Disagreement across this reviewer set is the signal. Averaging it away would hide the measurement. The published header carries the full per-model table so a reader can see the spread, not just the composite.
PolybrainBench does not claim to outscore any frontier model on any capability benchmark. The question it answers is one no single frontier model can answer alone: where, on what kinds of claims, do independently-trained language models disagree? That measurement is only meaningful when the models come from different training lineages. The stronger any one model gets, the more interesting the disagreement pattern becomes, because the remaining disagreement is increasingly informative about the boundary of current consensus. Better frontier models make this work more valuable, not less.
If you use the PolybrainBench dataset, methodology, or canonical pages in academic work:
@dataset{salvo_polybrainbench_2026,
author = {Salvo, Andy},
title = {PolybrainBench: A Living Benchmark for Cross-Model
Consensus Verification of Natural-Language Claims},
year = 2026,
publisher = {Zenodo},
version = {v16},
doi = {10.5281/zenodo.19546460},
url = {https://doi.org/10.5281/zenodo.19546460}
}Or as plain-text:
Salvo, A. (2026). PolybrainBench v16: A Living Benchmark for Cross-Model Consensus Verification of Natural-Language Claims (N=10,452, disjoint reviewer composite 72). Zenodo. https://doi.org/10.5281/zenodo.19546460
See CITATION.cff for the structured citation metadata.
| Surface | URL | Purpose |
|---|---|---|
| Paper (Zenodo) | https://doi.org/10.5281/zenodo.19546460 | Citable research artifact |
| Concept DOI (latest version resolver) | https://doi.org/10.5281/zenodo.19546459 | Always resolves to current version |
| Dataset (Hugging Face) | https://huggingface.co/datasets/andysalvo/polybrainbench-v8 | Unified JSONL ledger |
| Canonical claim pages | https://polylogicai.com/trust/claim | One URL per verification cycle |
| Sitemap | https://polylogicai.com/sitemap.xml | All trust/claim URLs |
| Trust landing page | https://polylogicai.com/trust | Project overview |
| Methodology | docs/polybrainbench.md | Full specification |
| Fleet composition | docs/fleet.md | 11-model fleet breakdown |
| Method | docs/methodology.md | Cycle, harvest, validate, publish loop |
- Paper, dataset summary, methodology, canonical pages: CC-BY-4.0. Cite the work, build on it, redistribute it.

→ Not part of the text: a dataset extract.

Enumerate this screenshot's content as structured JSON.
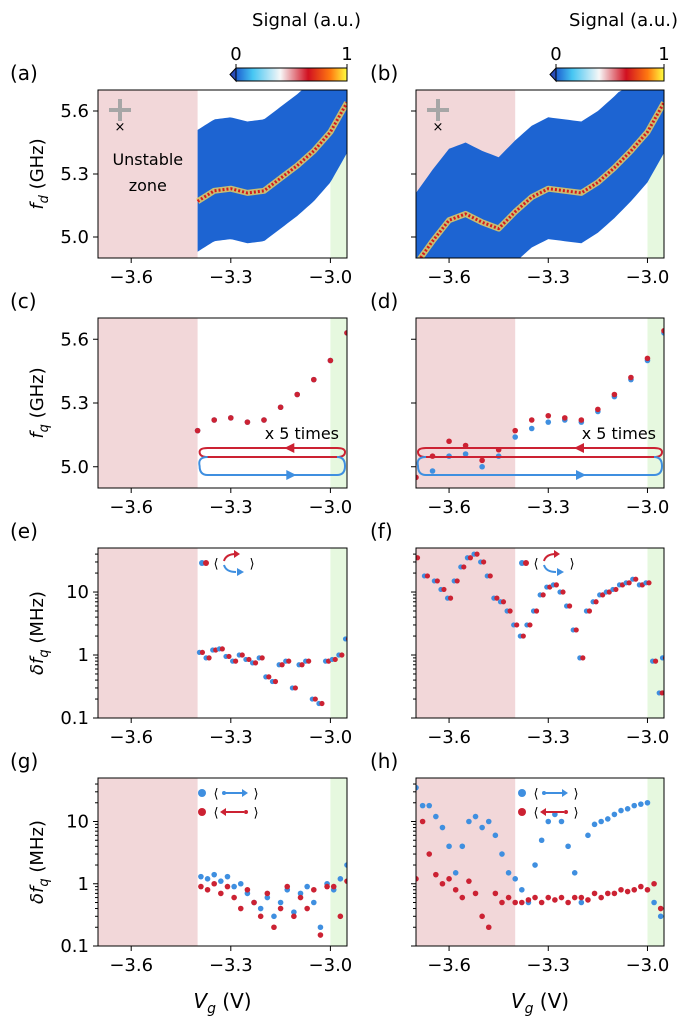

- Engine (daemon, cycle engine, validator, topic generator, orchestration): proprietary. The source is not currently open.
The boundary is deliberate. The research artifact is open so anyone can verify the claims, cite the numbers, and build downstream work. The engine is closed so we can keep improving it quickly without coordinating every internal change across public channels.
Andy Salvo (ajs10845@psu.edu), ORCID 0009-0008-8629-8827 Polylogic AI, Penn State University (Smeal College of Business)
The v0.2.0 and v1.x era documentation in this repository (agent framework internals, the earlier grounding experiment, the Bateson type-token correction, formal proofs, the BLSRP method, the substrate-independent learning whitepaper) is preserved in place for continuity with the first wave of research. Those documents describe the project as it existed before PolybrainBench became the primary public artifact and are not the current source of truth for the benchmark's methodology or composite score. For the live benchmark, see docs/polybrainbench.md and docs/methodology.md.